Filters Applied to Top-Hit: For each Top-Hit (first significant alignment from an already performed BLAST), apply the filters (bottom part of the dialog) and search them in the corresponding database (online).

Depending on the configuration a new project will be generated or the current one will be changed.

**Figure 19:** Retrieve Blast Top-Hit Dialog

Retrieve Blat Top-Hit

The BLAT algorithm is short for "BLAST-like alignment tool." BLAT is similar in many ways to BLAST. The program rapidly scans for relatively short matches (hits), and extends these into high-scoring pairs (HSPs). BLAT builds an index of the database and then scans linearly through the query sequence. In addition, BLAT can trigger extensions on any number of perfect or near-perfect hits. Furthermore, BLAT has a special code to handle introns in RNA/DNA alignments.

Please cite BLAT: Kent WJ. BLAT--the BLAST-like alignment tool. Genome Res. 2002;12(4):656-664. doi:10.1101/gr.229202

In OmicsBox BLAT is used to replace query sequences of a dataset with the top-hit one found in a reference FASTA file.
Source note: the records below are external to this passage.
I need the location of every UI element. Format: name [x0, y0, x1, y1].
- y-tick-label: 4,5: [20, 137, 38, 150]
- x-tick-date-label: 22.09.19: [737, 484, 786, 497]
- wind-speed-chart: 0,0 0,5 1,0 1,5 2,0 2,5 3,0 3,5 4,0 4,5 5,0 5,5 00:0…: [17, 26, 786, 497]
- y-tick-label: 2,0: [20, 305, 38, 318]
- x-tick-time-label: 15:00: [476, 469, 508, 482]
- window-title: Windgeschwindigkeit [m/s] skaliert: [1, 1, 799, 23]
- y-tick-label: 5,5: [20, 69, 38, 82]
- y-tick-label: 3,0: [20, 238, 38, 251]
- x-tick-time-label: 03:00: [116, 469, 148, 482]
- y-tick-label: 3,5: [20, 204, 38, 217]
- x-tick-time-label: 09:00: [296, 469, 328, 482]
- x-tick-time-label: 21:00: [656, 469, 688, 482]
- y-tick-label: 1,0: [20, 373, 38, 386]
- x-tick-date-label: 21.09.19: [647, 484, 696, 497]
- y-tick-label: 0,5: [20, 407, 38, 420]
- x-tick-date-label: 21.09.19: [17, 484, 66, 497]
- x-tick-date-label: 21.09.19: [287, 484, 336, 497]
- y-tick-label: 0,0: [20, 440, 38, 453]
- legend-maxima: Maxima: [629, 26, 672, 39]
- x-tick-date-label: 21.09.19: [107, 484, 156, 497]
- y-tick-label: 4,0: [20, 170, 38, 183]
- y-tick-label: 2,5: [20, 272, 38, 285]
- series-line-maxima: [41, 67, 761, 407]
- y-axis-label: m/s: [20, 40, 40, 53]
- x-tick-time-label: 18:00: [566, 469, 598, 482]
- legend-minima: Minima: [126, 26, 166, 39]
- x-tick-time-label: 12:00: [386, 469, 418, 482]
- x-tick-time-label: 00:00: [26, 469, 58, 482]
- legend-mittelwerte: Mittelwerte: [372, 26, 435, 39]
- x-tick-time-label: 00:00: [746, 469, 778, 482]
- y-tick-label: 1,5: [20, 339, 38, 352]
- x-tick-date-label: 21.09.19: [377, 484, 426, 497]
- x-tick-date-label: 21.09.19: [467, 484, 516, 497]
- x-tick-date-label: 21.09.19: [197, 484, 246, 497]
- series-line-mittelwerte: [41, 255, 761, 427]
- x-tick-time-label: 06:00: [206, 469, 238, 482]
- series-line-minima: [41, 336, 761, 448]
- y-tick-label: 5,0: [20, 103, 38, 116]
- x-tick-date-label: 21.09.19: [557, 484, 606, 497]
It can be found on the side panel Blast → Retrieve Blat Top-Hit.

Configuration

This tool creates a BLAT database with a reference FASTA file and then finds a similar sequence in the project.
The following parameters can be configured.

Action: Allows to either replace the sequence from the data set or extract them into a new data set.
Sequence Name: It is possible to keep the original sequence names or to rename them to the names in the FASTA file. The latter will add a small note to the sequence description, telling the original name.
Replace Query With Top-Hit: If checked the original sequence will be replaced by the one with a similar sequence found in the fasta file. This option is activated by default.
Reference Fasta: BLAT needs a reference FASTA file which is used to search for similar sequences.
Similarity: Filter by similarity
Check for Reverse Strand: If checked BLAT will also consider the reverse strand to find similar sequences.
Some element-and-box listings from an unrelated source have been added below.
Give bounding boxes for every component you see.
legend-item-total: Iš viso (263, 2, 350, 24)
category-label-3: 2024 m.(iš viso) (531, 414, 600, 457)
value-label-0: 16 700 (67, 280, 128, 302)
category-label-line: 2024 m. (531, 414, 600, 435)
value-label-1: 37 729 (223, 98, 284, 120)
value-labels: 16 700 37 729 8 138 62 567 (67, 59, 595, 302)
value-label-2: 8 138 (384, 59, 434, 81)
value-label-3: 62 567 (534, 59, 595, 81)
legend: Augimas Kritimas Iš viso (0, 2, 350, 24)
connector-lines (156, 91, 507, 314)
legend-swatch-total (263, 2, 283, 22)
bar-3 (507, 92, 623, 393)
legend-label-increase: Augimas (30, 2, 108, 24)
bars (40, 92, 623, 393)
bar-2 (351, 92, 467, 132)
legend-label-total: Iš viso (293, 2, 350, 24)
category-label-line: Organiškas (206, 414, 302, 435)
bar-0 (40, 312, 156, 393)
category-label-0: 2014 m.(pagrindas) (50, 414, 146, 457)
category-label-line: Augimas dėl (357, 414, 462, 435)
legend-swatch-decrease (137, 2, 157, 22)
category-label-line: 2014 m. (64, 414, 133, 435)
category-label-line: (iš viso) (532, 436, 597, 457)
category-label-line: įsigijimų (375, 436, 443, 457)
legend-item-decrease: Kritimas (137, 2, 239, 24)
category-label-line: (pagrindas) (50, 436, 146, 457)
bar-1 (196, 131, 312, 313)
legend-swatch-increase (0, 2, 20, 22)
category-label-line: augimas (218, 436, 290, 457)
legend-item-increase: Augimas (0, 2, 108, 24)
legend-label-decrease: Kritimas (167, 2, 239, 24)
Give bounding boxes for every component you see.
Depending on the configuration a new project will be generated or the current one will be changed.

A possible use case scenario would be a so-called "Double-Blast'': The blast results of a first run are used to replace the sequence data for a second run against a different set of query sequences.
This tool can be useful after running Prokaryotic Gene Finding, in order to replace the sequence names retrieved from Glimmer with the top-hit from a reference fasta.

Visit the online tutorial here to see how to replace the sequence names.

**Figure 20:** Retrieve Blat Top-Hit Wizard

Export Blast Top-Hits

A tab separator text file can be exported with the Blast top hit of each sequence (Side Panel → Export → Export Blast Top-Hits).